Tuesday, May 18, 2010

The Winds of Change Part Two

It's funny, I really didn't have a topic in mind when I started to bring up blogger, I just knew that I wanted to write. Writing is cathartic for me, it's something I've been doing for over half my life; even writing school papers and my thesis was an act of catharsis in a way. So when I feel like I'm beyond hope, when I'm beyond saving, when I hurt those I care for...I write.

Writing is an escape from the horrors of my home life. Writing is an escape from the stresses of my schoolwork, of my jobs, and of my failed romance. Writing soothes and it guides to a new way of looking at things.

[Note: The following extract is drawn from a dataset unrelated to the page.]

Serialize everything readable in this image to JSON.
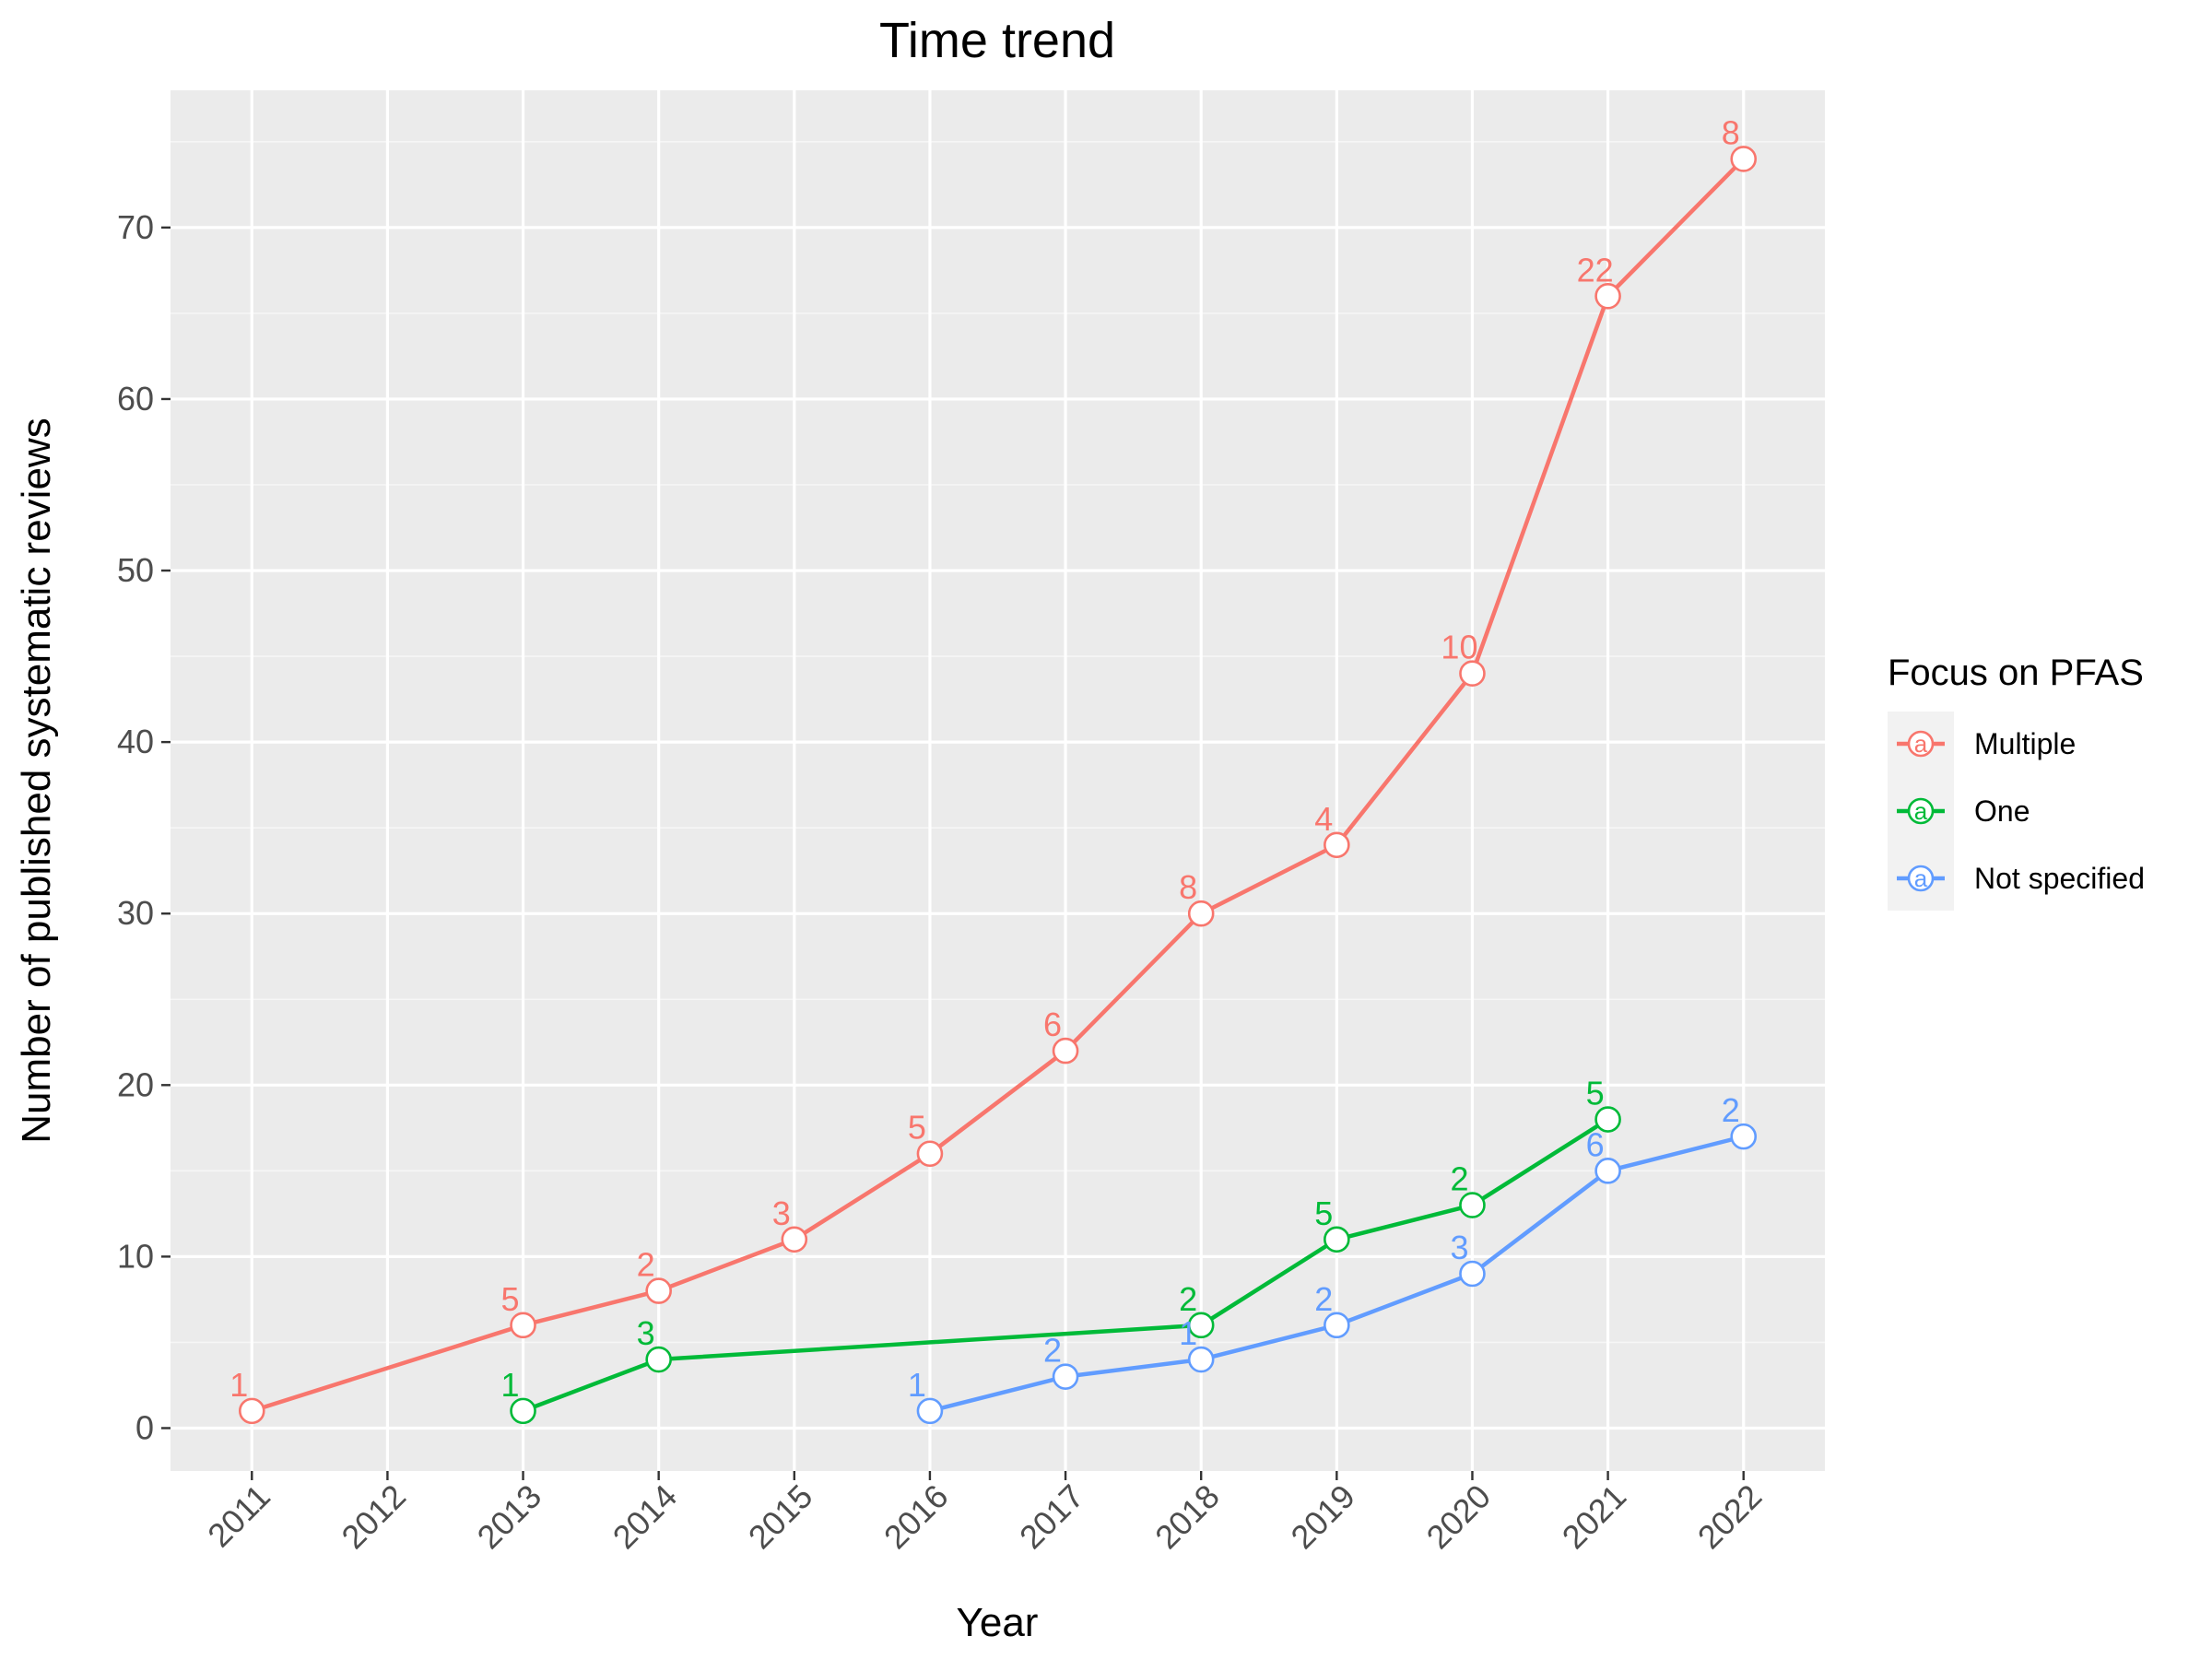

But at the same time, I've got dozens upon dozens of unfinished outlines that have never met pen to page because I didn't feel I could do them justice.

But enough about writing...the shuttle Atlantis made its final launch the other day. It's a year older than I am, and will soon be put out to pasture as it were, having done its duties for a long time. I'm going to miss the shuttle program to be honest; watching shuttle launches was one of the highlights of my childhood, and my favorite toy was a die-cast model of the shuttle Enterprise. I'll miss the Hubble when it is no longer upgraded as well; such beautiful images of the Heavens that display the majesty of God. Yet with the death of the shuttle program, so too will die Hubble without continued upgrades and repairs.

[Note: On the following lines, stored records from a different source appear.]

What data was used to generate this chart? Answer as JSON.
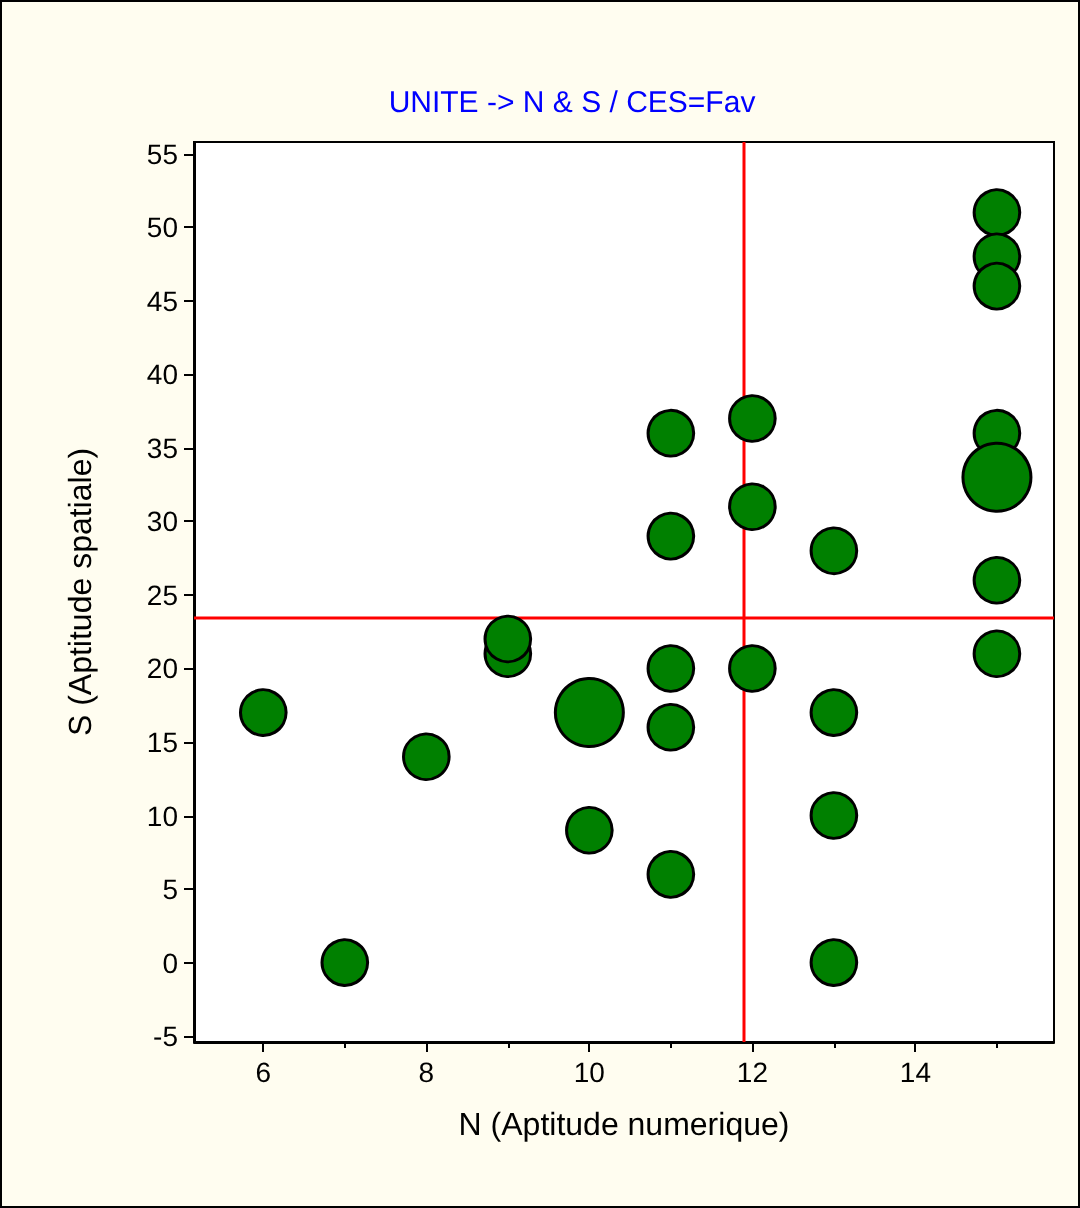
{
  "chart_data": {
    "type": "bubble",
    "title": "UNITE -> N & S / CES=Fav",
    "xlabel": "N (Aptitude numerique)",
    "ylabel": "S (Aptitude spatiale)",
    "x": [
      6,
      7,
      8,
      9,
      9,
      10,
      10,
      11,
      11,
      11,
      11,
      11,
      12,
      12,
      12,
      13,
      13,
      13,
      13,
      15,
      15,
      15,
      15,
      15,
      15,
      15
    ],
    "values": [
      17,
      0,
      14,
      21,
      22,
      17,
      9,
      36,
      29,
      20,
      16,
      6,
      37,
      31,
      20,
      28,
      17,
      10,
      0,
      51,
      48,
      46,
      36,
      33,
      26,
      21
    ],
    "sizes": [
      0.45,
      0.45,
      0.45,
      0.45,
      0.45,
      1,
      0.45,
      0.45,
      0.45,
      0.45,
      0.45,
      0.45,
      0.45,
      0.45,
      0.45,
      0.45,
      0.45,
      0.45,
      0.45,
      0.45,
      0.45,
      0.45,
      0.45,
      1,
      0.45,
      0.45
    ],
    "color": "#008000",
    "xlim": [
      5.15,
      15.7
    ],
    "ylim": [
      -5.4,
      55.8
    ],
    "xticks": [
      6,
      8,
      10,
      12,
      14
    ],
    "yticks": [
      -5,
      0,
      5,
      10,
      15,
      20,
      25,
      30,
      35,
      40,
      45,
      50,
      55
    ],
    "ref_lines": [
      {
        "axis": "x",
        "value": 11.9,
        "color": "#ff0000"
      },
      {
        "axis": "y",
        "value": 23.4,
        "color": "#ff0000"
      }
    ],
    "grid": false,
    "marker": "circle"
  }
}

Things change. Change however, does not need to be a bad thing. For instance, I came to a realization last night. I wasn't too happy with it either; everything I have ever done, except my conversion to Catholicism, has been done for the sake of others. I've done so much to spite my father, using my hatred of him as a drive for success. I got my Bachelors with honors to spite him, for all his talk of how worthless I was; I joined two honors societies to spite him. I worked on my Masters to help provide for her once we got married, something that obviously isn't happening now, and I spent the last year of the degree slogging through without a true purpose, just stuck working on it.

But now, now I get the chance to do something for me. I'm not doing this Ph.D. for anyone else, I'm doing it for my sake and mine alone. I'm moving to PA, I'm starting anew without certain people from home to keep me in emotional bondage. I'm nervous, but so very excited. I'm finally doing something for me! For me! And it feels so good.